We don’t always look good, but we are. Mostly we’re frustrated precisely because we cannot (for reasons of circumstance, wound, and sensitivity) pour out our goodness as we would like nor embrace the world and those around us with the warmth that’s in us. We go through life looking for a warm place to show who we are and mostly don’t find it. We’re not so much bad as frustrated. We’re more lovely than we dare imagine.
That’s the half of it. There’s another side: We’re sinners too, more so than we think. An old Protestant dictum about human nature, based upon St. Paul, puts it accurately: “It’s not a question of are you a sinner? It’s only a question of what is your sin?” We’re all sinners and, just as we possess a big heart and a grand soul, we also possess a petty one (a pusilla anima). Inside us too, congenitally, there’s selfishness, jealousy, and a pettiness of heart and mind that is never far from the surface.
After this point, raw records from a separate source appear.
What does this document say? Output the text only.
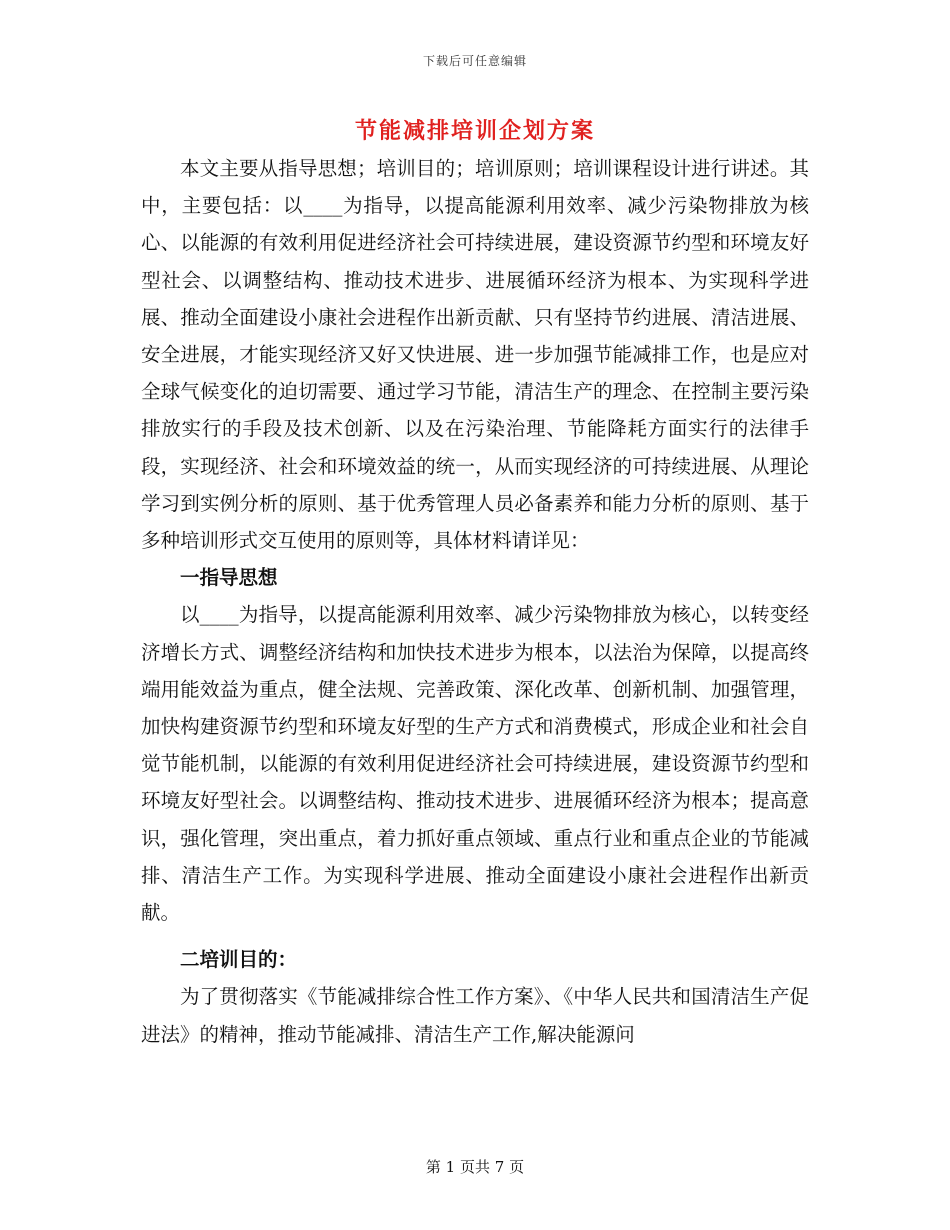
下载后可任意编辑
节能减排培训企划方案

本文主要从指导思想；培训目的；培训原则；培训课程设计进行讲述。其中，主要包括：以____为指导，以提高能源利用效率、减少污染物排放为核心、以能源的有效利用促进经济社会可持续进展，建设资源节约型和环境友好型社会、以调整结构、推动技术进步、进展循环经济为根本、为实现科学进展、推动全面建设小康社会进程作出新贡献、只有坚持节约进展、清洁进展、安全进展，才能实现经济又好又快进展、进一步加强节能减排工作，也是应对全球气候变化的迫切需要、通过学习节能，清洁生产的理念、在控制主要污染排放实行的手段及技术创新、以及在污染治理、节能降耗方面实行的法律手段，实现经济、社会和环境效益的统一，从而实现经济的可持续进展、从理论学习到实例分析的原则、基于优秀管理人员必备素养和能力分析的原则、基于多种培训形式交互使用的原则等，具体材料请详见：

一指导思想

以____为指导，以提高能源利用效率、减少污染物排放为核心，以转变经济增长方式、调整经济结构和加快技术进步为根本，以法治为保障，以提高终端用能效益为重点，健全法规、完善政策、深化改革、创新机制、加强管理，加快构建资源节约型和环境友好型的生产方式和消费模式，形成企业和社会自觉节能机制，以能源的有效利用促进经济社会可持续进展，建设资源节约型和环境友好型社会。以调整结构、推动技术进步、进展循环经济为根本；提高意识，强化管理，突出重点，着力抓好重点领域、重点行业和重点企业的节能减排、清洁生产工作。为实现科学进展、推动全面建设小康社会进程作出新贡献。

二培训目的：

为了贯彻落实《节能减排综合性工作方案》、《中华人民共和国清洁生产促进法》的精神，推动节能减排、清洁生产工作,解决能源问

第 1 页共 7 页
Moreover, generally, we are blind to our real faults. As Jesus says, we too easily see the speck on our neighbor’s eye and miss the plank in our own. There’s a real contradiction here: Where we think we’re sinners is usually not the place where others struggle the most with us and where our real faults lie. Conversely it’s in those areas where we think we’re virtuous and righteous that, most often, our real sin lies and where others struggle with us.